Piano di concordato (anche minore) ultraquinquennale: inammissibile salvo puntuale motivazione

La Redazione
21 Giugno 2023

Il Tribunale di Roma dichiara inammissibile un piano di concordato minore in ragione della sua eccessiva durata, nonché della mancata giustificazione della capacità, per la ricorrente, di mantenere per tale durata le entrate reddituali sulle quali si fonda lo stesso piano proposto ai creditori.

Una professionista depositava un ricorso ex art. 74 e ss. CCII con il quale chiedeva al Tribunale di Roma l'omologa di un piano di concordato minore fondantesi sulla vendita di un immobile e la messa a disposizione dei creditori, per 17 anni, di € 4.000 mensili, a fronte di un reddito netto derivante dalla attività professionale, di € 4.800,00.

Il Tribunale in composizione monocratica, investito della decisione, dichiarava la proposta inammissibile sulla base di due motivi, entrambi attinenti alla considerevole durata del piano.

In primo luogo, la proposta sarebbe inammissibile in ragione della nullità della causa della proposta concordatariadovuta, appunto, alla durata del piano e alla correlata tempistica dei pagamenti.

Pur non indicando l'art. 74 CCII una durata massima del piano concordatario minore e pur non rinvenendosi limiti in tal senso neppure per il concordato preventivo ordinario (né nella legge fallimentare, né nel CCII), il Giudice romano rileva come autorevole – pur se ormai risalente – giurisprudenza (Cass. SU, 23 gennaio 2013, n. 1521) ha statuito come condizione minima di fattibilità del concordato, che il soddisfacimento dei creditori avvenga, oltre che in misura non irrisoria, anche in “tempi di realizzazione ragionevolmente contenuti”. Sul punto, conclude il Giudice monocratico con la seguente affermazione: “Quale che sia il termine che si voglia individuare, è fuor di dubbio che una durata di 17 anni (che costringa quindi il creditore ad attendere 17 anni per un soddisfacimento frazionario del credito) sia del tutto irragionevole e tale da privare la proposta di concordato della sua causa tipica, che resta – anche nel codice della crisi – quella di offrire un soddisfacimento non solo apprezzabile nel quantum ma anche destinato ad avere luogo in tempi ragionevoli”.

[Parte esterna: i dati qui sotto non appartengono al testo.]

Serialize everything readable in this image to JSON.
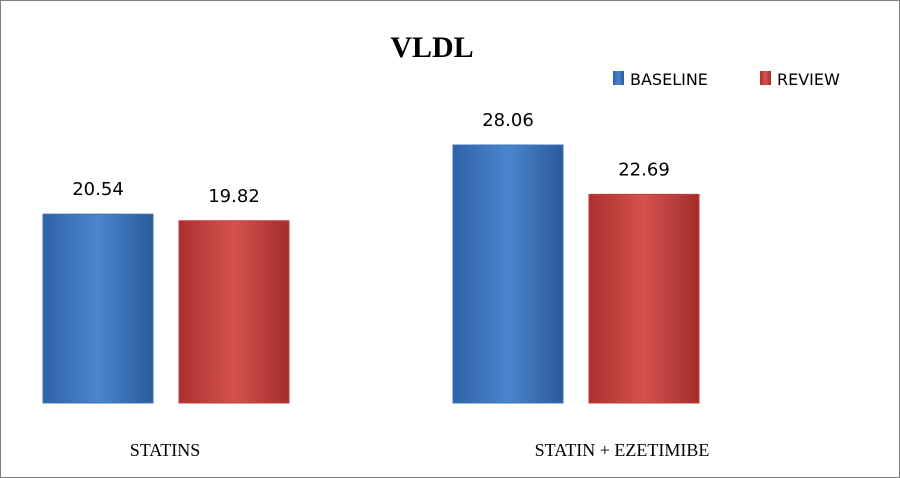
{
  "chart_data": {
    "type": "bar",
    "title": "VLDL",
    "categories": [
      "STATINS",
      "STATIN + EZETIMIBE"
    ],
    "series": [
      {
        "name": "BASELINE",
        "values": [
          20.54,
          28.06
        ],
        "labels": [
          "20.54",
          "28.06"
        ],
        "color": "#3b73b9"
      },
      {
        "name": "REVIEW",
        "values": [
          19.82,
          22.69
        ],
        "labels": [
          "19.82",
          "22.69"
        ],
        "color": "#c23b39"
      }
    ],
    "xlabel": "",
    "ylabel": "",
    "grid": false,
    "legend_position": "top-right",
    "value_axis_visible": false,
    "ylim": [
      0,
      32
    ]
  }
}
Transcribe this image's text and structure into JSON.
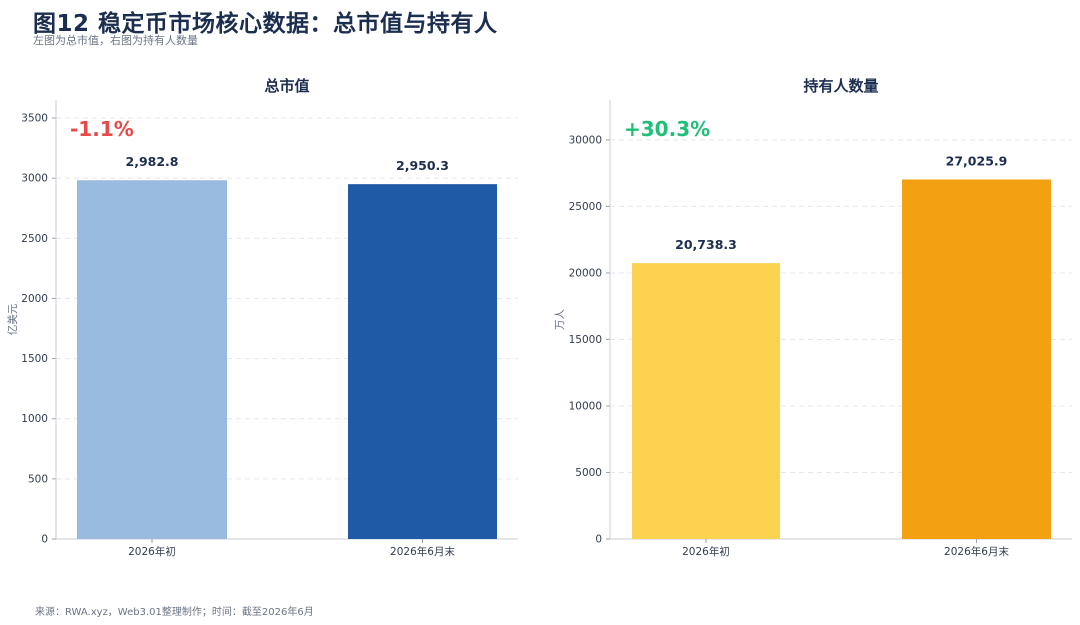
{
  "header": {
    "title": "图12 稳定币市场核心数据：总市值与持有人",
    "subtitle": "左图为总市值，右图为持有人数量"
  },
  "footer": {
    "source": "来源：RWA.xyz，Web3.01整理制作；时间：截至2026年6月"
  },
  "chart_data": [
    {
      "type": "bar",
      "title": "总市值",
      "ylabel": "亿美元",
      "categories": [
        "2026年初",
        "2026年6月末"
      ],
      "values": [
        2982.8,
        2950.3
      ],
      "value_labels": [
        "2,982.8",
        "2,950.3"
      ],
      "colors": [
        "#99bbe0",
        "#1f5aa6"
      ],
      "ylim": [
        0,
        3650
      ],
      "yticks": [
        0,
        500,
        1000,
        1500,
        2000,
        2500,
        3000,
        3500
      ],
      "change_label": "-1.1%",
      "change_color": "#e84a4a",
      "grid": true
    },
    {
      "type": "bar",
      "title": "持有人数量",
      "ylabel": "万人",
      "categories": [
        "2026年初",
        "2026年6月末"
      ],
      "values": [
        20738.3,
        27025.9
      ],
      "value_labels": [
        "20,738.3",
        "27,025.9"
      ],
      "colors": [
        "#fcd34e",
        "#f3a011"
      ],
      "ylim": [
        0,
        33000
      ],
      "yticks": [
        0,
        5000,
        10000,
        15000,
        20000,
        25000,
        30000
      ],
      "change_label": "+30.3%",
      "change_color": "#20bf78",
      "grid": true
    }
  ]
}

In secondo luogo, gli effetti della eccessiva durata del piano di concordato minore proposto si riverberano altresì sulla idoneità – o, meglio, inidoneità – del piano a raggiungere i suoi obiettivi.

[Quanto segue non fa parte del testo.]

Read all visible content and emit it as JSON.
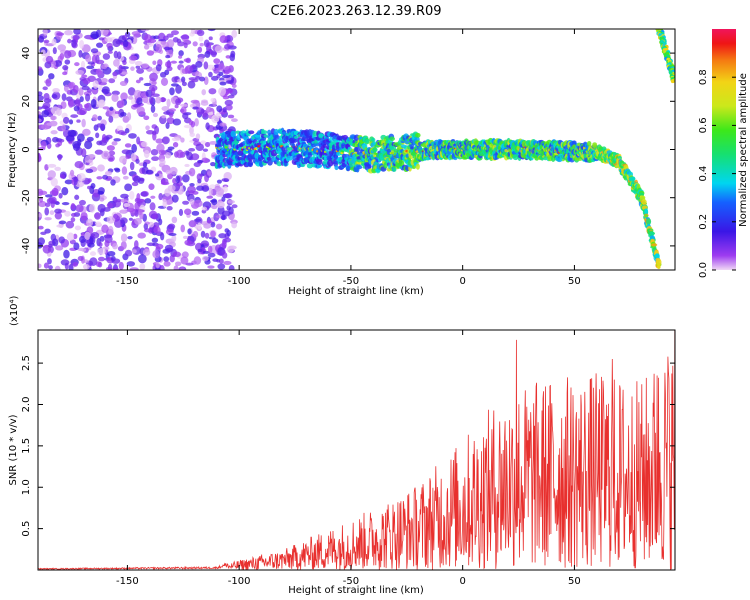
{
  "figure_title": "C2E6.2023.263.12.39.R09",
  "chart_data": [
    {
      "type": "heatmap",
      "title": "C2E6.2023.263.12.39.R09",
      "xlabel": "Height of straight line (km)",
      "ylabel": "Frequency (Hz)",
      "xlim": [
        -190,
        95
      ],
      "ylim": [
        -50,
        50
      ],
      "x_ticks": [
        -150,
        -100,
        -50,
        0,
        50
      ],
      "y_ticks": [
        -40,
        -20,
        0,
        20,
        40
      ],
      "colorbar": {
        "label": "Normalized spectral amplitude",
        "range": [
          0,
          1
        ],
        "ticks": [
          "0.0",
          "0.2",
          "0.4",
          "0.6",
          "0.8"
        ]
      },
      "ridge": {
        "description_points": [
          {
            "x": -110,
            "y": 0
          },
          {
            "x": -80,
            "y": 1
          },
          {
            "x": -40,
            "y": -2
          },
          {
            "x": -10,
            "y": 0
          },
          {
            "x": 30,
            "y": 0
          },
          {
            "x": 60,
            "y": -1
          },
          {
            "x": 70,
            "y": -5
          },
          {
            "x": 80,
            "y": -20
          },
          {
            "x": 88,
            "y": -50
          }
        ],
        "branch": [
          {
            "x": 88,
            "y": 50
          },
          {
            "x": 95,
            "y": 28
          }
        ]
      },
      "noise_region": {
        "x_from": -190,
        "x_to": -110
      }
    },
    {
      "type": "line",
      "xlabel": "Height of straight line (km)",
      "ylabel": "SNR (10 * v/v)",
      "y_multiplier": "(x10⁴)",
      "xlim": [
        -190,
        95
      ],
      "ylim": [
        0,
        29000
      ],
      "x_ticks": [
        -150,
        -100,
        -50,
        0,
        50
      ],
      "y_ticks": [
        {
          "value": 5000,
          "label": "0.5"
        },
        {
          "value": 10000,
          "label": "1.0"
        },
        {
          "value": 15000,
          "label": "1.5"
        },
        {
          "value": 20000,
          "label": "2.0"
        },
        {
          "value": 25000,
          "label": "2.5"
        }
      ],
      "color": "#e8302e",
      "envelope": [
        {
          "x": -190,
          "y": 150
        },
        {
          "x": -110,
          "y": 300
        },
        {
          "x": -100,
          "y": 1200
        },
        {
          "x": -80,
          "y": 2500
        },
        {
          "x": -60,
          "y": 5000
        },
        {
          "x": -40,
          "y": 7500
        },
        {
          "x": -20,
          "y": 10500
        },
        {
          "x": 0,
          "y": 16000
        },
        {
          "x": 20,
          "y": 22000
        },
        {
          "x": 40,
          "y": 23500
        },
        {
          "x": 60,
          "y": 24000
        },
        {
          "x": 80,
          "y": 23000
        },
        {
          "x": 95,
          "y": 28500
        }
      ],
      "peaks": [
        {
          "x": 24,
          "y": 27800
        },
        {
          "x": 95,
          "y": 29000
        },
        {
          "x": 67,
          "y": 25500
        },
        {
          "x": 92,
          "y": 24000
        },
        {
          "x": 87,
          "y": 23500
        }
      ]
    }
  ]
}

Come detto, infatti, il piano si fonda in gran parte sulla messa a disposizione a favore dei creditori di € 4000,00 mensili, per 17 anni, a fronte di un reddito netto medio di poco superiore.

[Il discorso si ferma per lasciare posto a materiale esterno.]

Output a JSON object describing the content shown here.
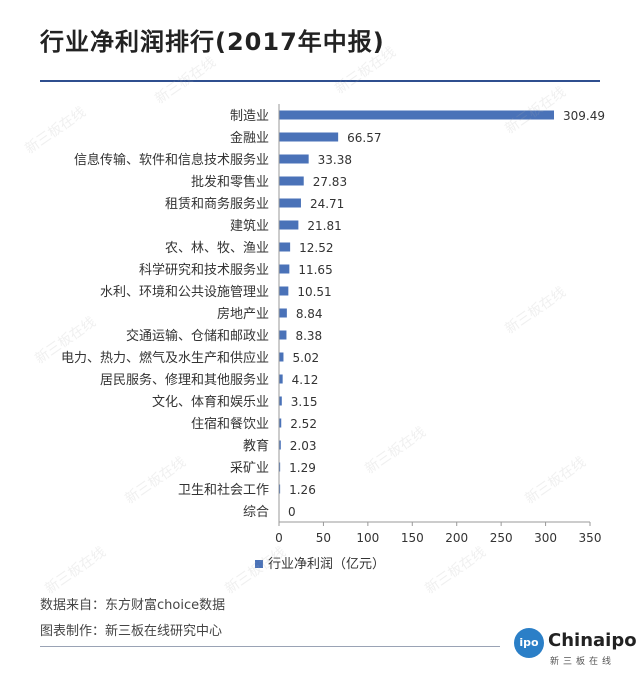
{
  "title": "行业净利润排行(2017年中报)",
  "chart_data": {
    "type": "bar",
    "orientation": "horizontal",
    "categories": [
      "制造业",
      "金融业",
      "信息传输、软件和信息技术服务业",
      "批发和零售业",
      "租赁和商务服务业",
      "建筑业",
      "农、林、牧、渔业",
      "科学研究和技术服务业",
      "水利、环境和公共设施管理业",
      "房地产业",
      "交通运输、仓储和邮政业",
      "电力、热力、燃气及水生产和供应业",
      "居民服务、修理和其他服务业",
      "文化、体育和娱乐业",
      "住宿和餐饮业",
      "教育",
      "采矿业",
      "卫生和社会工作",
      "综合"
    ],
    "series": [
      {
        "name": "行业净利润（亿元）",
        "values": [
          309.49,
          66.57,
          33.38,
          27.83,
          24.71,
          21.81,
          12.52,
          11.65,
          10.51,
          8.84,
          8.38,
          5.02,
          4.12,
          3.15,
          2.52,
          2.03,
          1.29,
          1.26,
          0
        ],
        "value_labels": [
          "309.49",
          "66.57",
          "33.38",
          "27.83",
          "24.71",
          "21.81",
          "12.52",
          "11.65",
          "10.51",
          "8.84",
          "8.38",
          "5.02",
          "4.12",
          "3.15",
          "2.52",
          "2.03",
          "1.29",
          "1.26",
          "0"
        ]
      }
    ],
    "xlim": [
      0,
      350
    ],
    "xticks": [
      "0",
      "50",
      "100",
      "150",
      "200",
      "250",
      "300",
      "350"
    ],
    "grid": false,
    "legend_position": "bottom",
    "bar_color": "#4a72b8"
  },
  "notes": {
    "source": "数据来自：东方财富choice数据",
    "maker": "图表制作：新三板在线研究中心"
  },
  "logo": {
    "badge": "Chinaipo",
    "word": "Chinaipo",
    "sub": "新三板在线"
  },
  "watermark_text": "新三板在线"
}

Il Giudice ritiene che la proiezione su un arco temporale così lungo della capacità della ricorrente di mantenere il reddito netto indicato “è tale da privare il piano di per sé (ossia in relazione al mero dato dell'arco temporale proposto) di quella credibilità minima che possa renderlo sottoponibile ai creditori”.

Il Giudice – richiamati due documenti rilasciati dal CNDCEC: uno, del 26 maggio 2022, denominato “Principi per la redazione dei piani di risanamento”; l'altro, del 7 gennaio 2021, denominato “Principi di attestazione dei piani di risanamento” – afferma quanto segue:

“Una durata di un piano concordatario - anche se proposto da un professionista e non da una impresa - non può quindi essere, perché possa ritenersi razionalmente fattibile nell'arco di tempo considerato, di massima, ultraquinquennale; tale limite può essere superato in forza di specifica motivazione dell'attestatore (in questa procedura, ove l'attestazione è facoltativa, dell'OCC nella relazione) che giustifichi in modo puntuale e sulla base di ragioni oggettive come e perché possa apprezzarsi come verosimile un certo risultato anche in un arco temporale più ampio”.

Nel caso di specie, nella relazione dell'OCC non sarebbe stato dedotto alcun elemento utile al giustificare la capacità della ricorrente di mantenere per 17 anni – fino al 2040, data in cui la ricorrente avrà più di 80 anni di età – la capacità di avere un reddito netto mensile (sia quello da lavoro dipendente, sia quello professionale) di € 4.800,00.

Per tale duplice ordine di motivi, il Giudice dichiara inammissibile il ricorso per l'omologazione del piano di concordato minore.

Si veda, per affinità di tematica, la pronuncia del Tribunale di Roma del 24 aprile 2023, pubblicata su questo portale in data 9 maggio 2023.